You'll definitely always correctly get "New" if you've never seen the item's hash before. You'll definitely always correctly get "Not New" if you've only seen the item's hash when you've seen the same item. The only time you'll get "New" when the correct answer is "Not New" is if you see item A, then see item B, then see item A again, and both A and B hash to the same thing. Importantly, you can never get "Not New" incorrectly.

Answer 4

In the case where the universe of items is finite, then yes: just use a bloom filter that records which elements are out of the set, rather than in the set. (I.e., use a bloom filter that represents the complement of the set of interest.)

A place where this is useful is to allow a limited form of deletion. You keep two bloom filters. They start out empty.
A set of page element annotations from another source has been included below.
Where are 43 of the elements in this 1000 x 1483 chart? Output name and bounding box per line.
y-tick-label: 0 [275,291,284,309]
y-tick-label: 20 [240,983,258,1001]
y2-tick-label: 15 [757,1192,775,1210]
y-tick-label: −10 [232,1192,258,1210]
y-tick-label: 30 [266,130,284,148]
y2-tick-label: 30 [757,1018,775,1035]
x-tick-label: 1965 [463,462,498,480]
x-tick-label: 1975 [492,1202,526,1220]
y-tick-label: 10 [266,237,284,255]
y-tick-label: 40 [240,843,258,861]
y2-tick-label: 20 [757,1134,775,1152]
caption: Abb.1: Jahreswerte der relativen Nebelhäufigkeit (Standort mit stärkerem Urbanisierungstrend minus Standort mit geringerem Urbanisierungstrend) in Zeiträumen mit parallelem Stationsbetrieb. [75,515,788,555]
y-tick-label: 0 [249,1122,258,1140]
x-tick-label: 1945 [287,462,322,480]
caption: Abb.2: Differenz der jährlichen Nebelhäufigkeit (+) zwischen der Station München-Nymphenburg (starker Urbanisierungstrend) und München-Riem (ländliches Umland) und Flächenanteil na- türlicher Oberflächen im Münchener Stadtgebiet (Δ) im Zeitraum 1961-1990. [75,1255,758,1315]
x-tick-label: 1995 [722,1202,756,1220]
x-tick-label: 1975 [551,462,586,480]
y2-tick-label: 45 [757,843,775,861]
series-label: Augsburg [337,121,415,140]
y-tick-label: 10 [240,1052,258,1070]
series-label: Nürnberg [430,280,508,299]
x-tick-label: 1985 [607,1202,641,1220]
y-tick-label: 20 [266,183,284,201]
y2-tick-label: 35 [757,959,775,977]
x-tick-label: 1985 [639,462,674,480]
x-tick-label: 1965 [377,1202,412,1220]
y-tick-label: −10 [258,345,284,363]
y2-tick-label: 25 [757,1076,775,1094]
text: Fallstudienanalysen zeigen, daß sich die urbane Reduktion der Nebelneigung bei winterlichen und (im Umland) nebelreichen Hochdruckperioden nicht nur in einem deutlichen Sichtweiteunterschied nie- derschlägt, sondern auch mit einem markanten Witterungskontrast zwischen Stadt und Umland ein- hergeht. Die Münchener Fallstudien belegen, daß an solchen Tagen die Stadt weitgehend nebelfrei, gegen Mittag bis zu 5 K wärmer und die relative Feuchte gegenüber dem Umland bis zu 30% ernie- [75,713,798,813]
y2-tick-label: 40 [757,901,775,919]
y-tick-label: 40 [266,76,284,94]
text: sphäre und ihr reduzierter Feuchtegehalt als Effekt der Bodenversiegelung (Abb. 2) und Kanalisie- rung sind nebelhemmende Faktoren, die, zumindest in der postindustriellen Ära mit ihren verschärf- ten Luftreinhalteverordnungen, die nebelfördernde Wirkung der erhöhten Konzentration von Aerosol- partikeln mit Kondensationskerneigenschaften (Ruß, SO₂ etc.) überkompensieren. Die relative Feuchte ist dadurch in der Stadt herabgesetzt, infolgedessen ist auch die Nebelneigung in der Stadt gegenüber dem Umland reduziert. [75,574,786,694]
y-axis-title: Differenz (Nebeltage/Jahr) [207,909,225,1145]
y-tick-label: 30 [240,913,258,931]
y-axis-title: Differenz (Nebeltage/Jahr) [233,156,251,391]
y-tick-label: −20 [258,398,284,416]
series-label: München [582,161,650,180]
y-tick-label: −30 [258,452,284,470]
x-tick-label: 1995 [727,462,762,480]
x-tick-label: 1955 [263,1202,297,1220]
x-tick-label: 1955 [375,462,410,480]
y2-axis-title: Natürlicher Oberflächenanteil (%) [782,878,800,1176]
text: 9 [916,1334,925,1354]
As you insert elements you insert them into bloom filter A. If you later want to delete an element you insert that element into bloom filter B. There is no way to undelete. To do a lookup you first lookup in bloom filter A. If you find no match, the item was never inserted (with probability 1). If you do find a match the element may (or may not) have been inserted. In that case you do a lookup in bloom filter B. If you find no match, the item was never deleted. If you do find a match in bloom filter B, the item was probably inserted and then deleted.

This doesn't really answer your question, but, in this limited case, bloom filter B is performing exactly the "anti-bloom filter" behavior you are seeking.

Real Bloom filter researchers use much more efficient ways of representing deletion, see Mike Mitzenmacher's publication's page.

Answer 5

I just want to add in here, that if you are in the fortunate situation, that you know all of the values $v_i$ that you might possibly see; then you can use a counting bloom filter.

An example might be ip-addresses, and you want to know every time one appears that you have never seen before. But it is still a finite set, so you know what you can expect.

The actual solution is simple:

1. Add all your items to the counting bloom filter.
2. When you see a new item, it will have values $\ge1$ in all slots.
3. After seeing an actual new item, subtract it from the filter.

So you might have 'false positives' values that were actually old, but recognized as new. However you will never get 'not new' for a new value, since its value will still be in all the slots, and nobody else could have taken that away.